Kodjo, a former prime minister, won 18.37 percent of the vote on Saturday and Gnassingbe 72.36 percent, according to preliminary official results. Turnout was put at 76 percent.
The win, which had been widely expected, extended more than a half-century of dynastic rule over the former French colony by the Gnassingbe family.
The opposition alleged widespread fraud including ballot stuffing and the use of fake polling stations to skew the outcome in Gnassingbe’s favor.
Some 300 international observers were deployed, mainly from the Economic Community of West African States (ECOWAS) and the African Union (AU), many of whose members supported Gnassingbe.
The ECOWAS observers on Monday urged the candidates to “respect the results that have emerged from the ballot boxes and have been declared by the institutions” and resort to the courts to resolve any grievances.
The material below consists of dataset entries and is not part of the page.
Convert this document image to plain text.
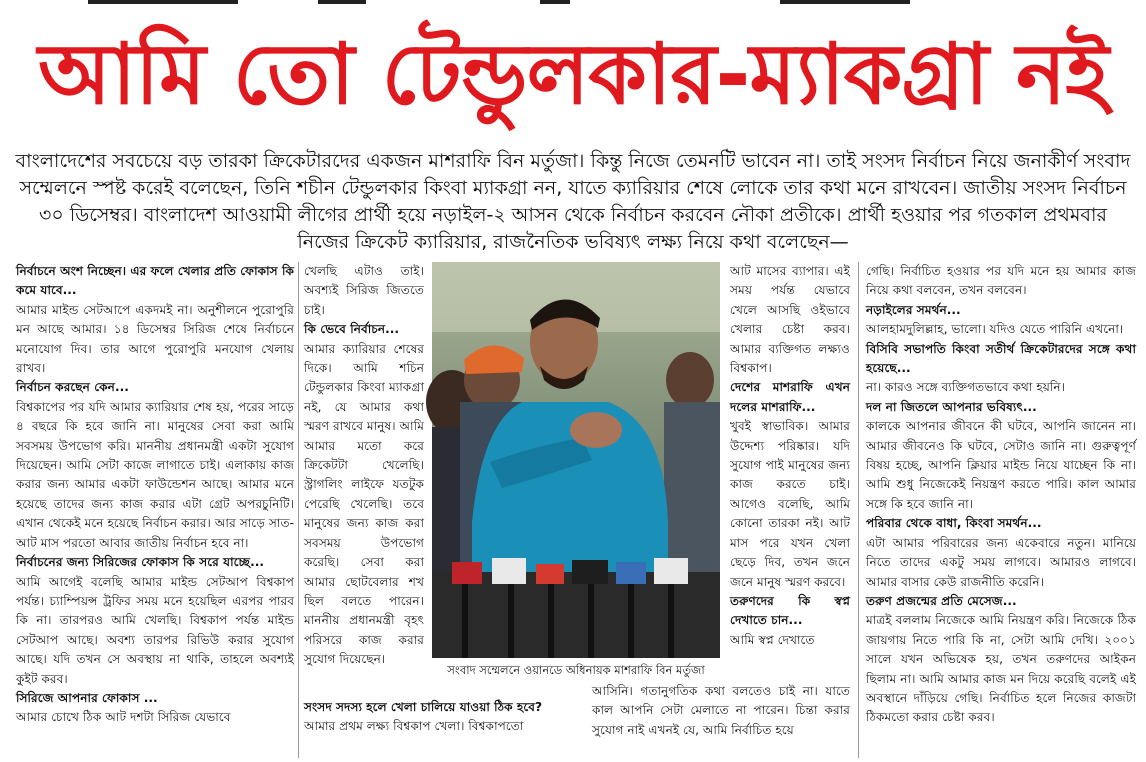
আমি তো টেন্ডুলকার-ম্যাকগ্রা নই
বাংলাদেশের সবচেয়ে বড় তারকা ক্রিকেটারদের একজন মাশরাফি বিন মর্তুজা। কিন্তু নিজে তেমনটি ভাবেন না। তাই সংসদ নির্বাচন নিয়ে জনাকীর্ণ সংবাদ সম্মেলনে স্পষ্ট করেই বলেছেন, তিনি শচীন টেন্ডুলকার কিংবা ম্যাকগ্রা নন, যাতে ক্যারিয়ার শেষে লোকে তার কথা মনে রাখবেন। জাতীয় সংসদ নির্বাচন ৩০ ডিসেম্বর। বাংলাদেশ আওয়ামী লীগের প্রার্থী হয়ে নড়াইল-২ আসন থেকে নির্বাচন করবেন নৌকা প্রতীকে। প্রার্থী হওয়ার পর গতকাল প্রথমবার নিজের ক্রিকেট ক্যারিয়ার, রাজনৈতিক ভবিষ্যৎ লক্ষ্য নিয়ে কথা বলেছেন—

নির্বাচনে অংশ নিচ্ছেন। এর ফলে খেলার প্রতি ফোকাস কি কমে যাবে...

আমার মাইন্ড সেটআপে একদমই না। অনুশীলনে পুরোপুরি মন আছে আমার। ১৪ ডিসেম্বর সিরিজ শেষে নির্বাচনে মনোযোগ দিব। তার আগে পুরোপুরি মনযোগ খেলায় রাখব।

নির্বাচন করছেন কেন...

বিশ্বকাপের পর যদি আমার ক্যারিয়ার শেষ হয়, পরের সাড়ে ৪ বছরে কি হবে জানি না। মানুষের সেবা করা আমি সবসময় উপভোগ করি। মাননীয় প্রধানমন্ত্রী একটা সুযোগ দিয়েছেন। আমি সেটা কাজে লাগাতে চাই। এলাকায় কাজ করার জন্য আমার একটা ফাউন্ডেশন আছে। আমার মনে হয়েছে তাদের জন্য কাজ করার এটা গ্রেট অপরচুনিটি। এখান থেকেই মনে হয়েছে নির্বাচন করার। আর সাড়ে সাত-আট মাস পরতো আবার জাতীয় নির্বাচন হবে না।

নির্বাচনের জন্য সিরিজের ফোকাস কি সরে যাচ্ছে...

আমি আগেই বলেছি আমার মাইন্ড সেটআপ বিশ্বকাপ পর্যন্ত। চ্যাম্পিয়ন্স ট্রফির সময় মনে হয়েছিল এরপর পারব কি না। তারপরও আমি খেলছি। বিশ্বকাপ পর্যন্ত মাইন্ড সেটআপ আছে। অবশ্য তারপর রিভিউ করার সুযোগ আছে। যদি তখন সে অবস্থায় না থাকি, তাহলে অবশ্যই কুইট করব।

সিরিজে আপনার ফোকাস ...

আমার চোখে ঠিক আট দশটা সিরিজ যেভাবে

খেলছি এটাও তাই। অবশ্যই সিরিজ জিততে চাই।

কি ভেবে নির্বাচন...

আমার ক্যারিয়ার শেষের দিকে। আমি শচিন টেন্ডুলকার কিংবা ম্যাকগ্রা নই, যে আমার কথা স্মরণ রাখবে মানুষ। আমি আমার মতো করে ক্রিকেটটা খেলেছি। স্ট্রাগলিং লাইফে যতটুক পেরেছি খেলেছি। তবে মানুষের জন্য কাজ করা সবসময় উপভোগ করেছি। সেবা করা আমার ছোটবেলার শখ ছিল বলতে পারেন। মাননীয় প্রধানমন্ত্রী বৃহৎ পরিসরে কাজ করার সুযোগ দিয়েছেন।

সংবাদ সম্মেলনে ওয়ানডে অধিনায়ক মাশরাফি বিন মর্তুজা

আট মাসের ব্যাপার। এই সময় পর্যন্ত যেভাবে খেলে আসছি ওইভাবে খেলার চেষ্টা করব। আমার ব্যক্তিগত লক্ষ্যও বিশ্বকাপ।

দেশের মাশরাফি এখন দলের মাশরাফি...

খুবই স্বাভাবিক। আমার উদ্দেশ্য পরিষ্কার। যদি সুযোগ পাই মানুষের জন্য কাজ করতে চাই। আগেও বলেছি, আমি কোনো তারকা নই। আট মাস পরে যখন খেলা ছেড়ে দিব, তখন জনে জনে মানুষ স্মরণ করবে।

তরুণদের কি স্বপ্ন দেখাতে চান...

আমি স্বপ্ন দেখাতে

সংসদ সদস্য হলে খেলা চালিয়ে যাওয়া ঠিক হবে?

আমার প্রথম লক্ষ্য বিশ্বকাপ খেলা। বিশ্বকাপতো

আসিনি। গতানুগতিক কথা বলতেও চাই না। যাতে কাল আপনি সেটা মেলাতে না পারেন। চিন্তা করার সুযোগ নাই এখনই যে, আমি নির্বাচিত হয়ে

গেছি। নির্বাচিত হওয়ার পর যদি মনে হয় আমার কাজ নিয়ে কথা বলবেন, তখন বলবেন।

নড়াইলের সমর্থন...

আলহামদুলিল্লাহ, ভালো। যদিও যেতে পারিনি এখনো।

বিসিবি সভাপতি কিংবা সতীর্থ ক্রিকেটারদের সঙ্গে কথা হয়েছে...

না। কারও সঙ্গে ব্যক্তিগতভাবে কথা হয়নি।

দল না জিতলে আপনার ভবিষ্যৎ...

কালকে আপনার জীবনে কী ঘটবে, আপনি জানেন না। আমার জীবনেও কি ঘটবে, সেটাও জানি না। গুরুত্বপূর্ণ বিষয় হচ্ছে, আপনি ক্লিয়ার মাইন্ড নিয়ে যাচ্ছেন কি না। আমি শুধু নিজেকেই নিয়ন্ত্রণ করতে পারি। কাল আমার সঙ্গে কি হবে জানি না।

পরিবার থেকে বাধা, কিংবা সমর্থন...

এটা আমার পরিবারের জন্য একেবারে নতুন। মানিয়ে নিতে তাদের একটু সময় লাগবে। আমারও লাগবে। আমার বাসার কেউ রাজনীতি করেনি।

তরুণ প্রজন্মের প্রতি মেসেজ...

মাত্রই বললাম নিজেকে আমি নিয়ন্ত্রণ করি। নিজেকে ঠিক জায়গায় নিতে পারি কি না, সেটা আমি দেখি। ২০০১ সালে যখন অভিষেক হয়, তখন তরুণদের আইকন ছিলাম না। আমি আমার কাজ মন দিয়ে করেছি বলেই এই অবস্থানে দাঁড়িয়ে গেছি। নির্বাচিত হলে নিজের কাজটা ঠিকমতো করার চেষ্টা করব।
The AU called on the Togolese public to “continue to work to preserve peace and stability, in order to consolidate democracy and the state of law.”
Gnassingbe, 53, took the helm in 2005 after the death of his strongman father, Gnassingbe Eyadema, who seized power in a coup in 1967.
The small West African state has a poverty rate of around 50 percent and is ranked 167th of 189 countries on the UN’s human development index.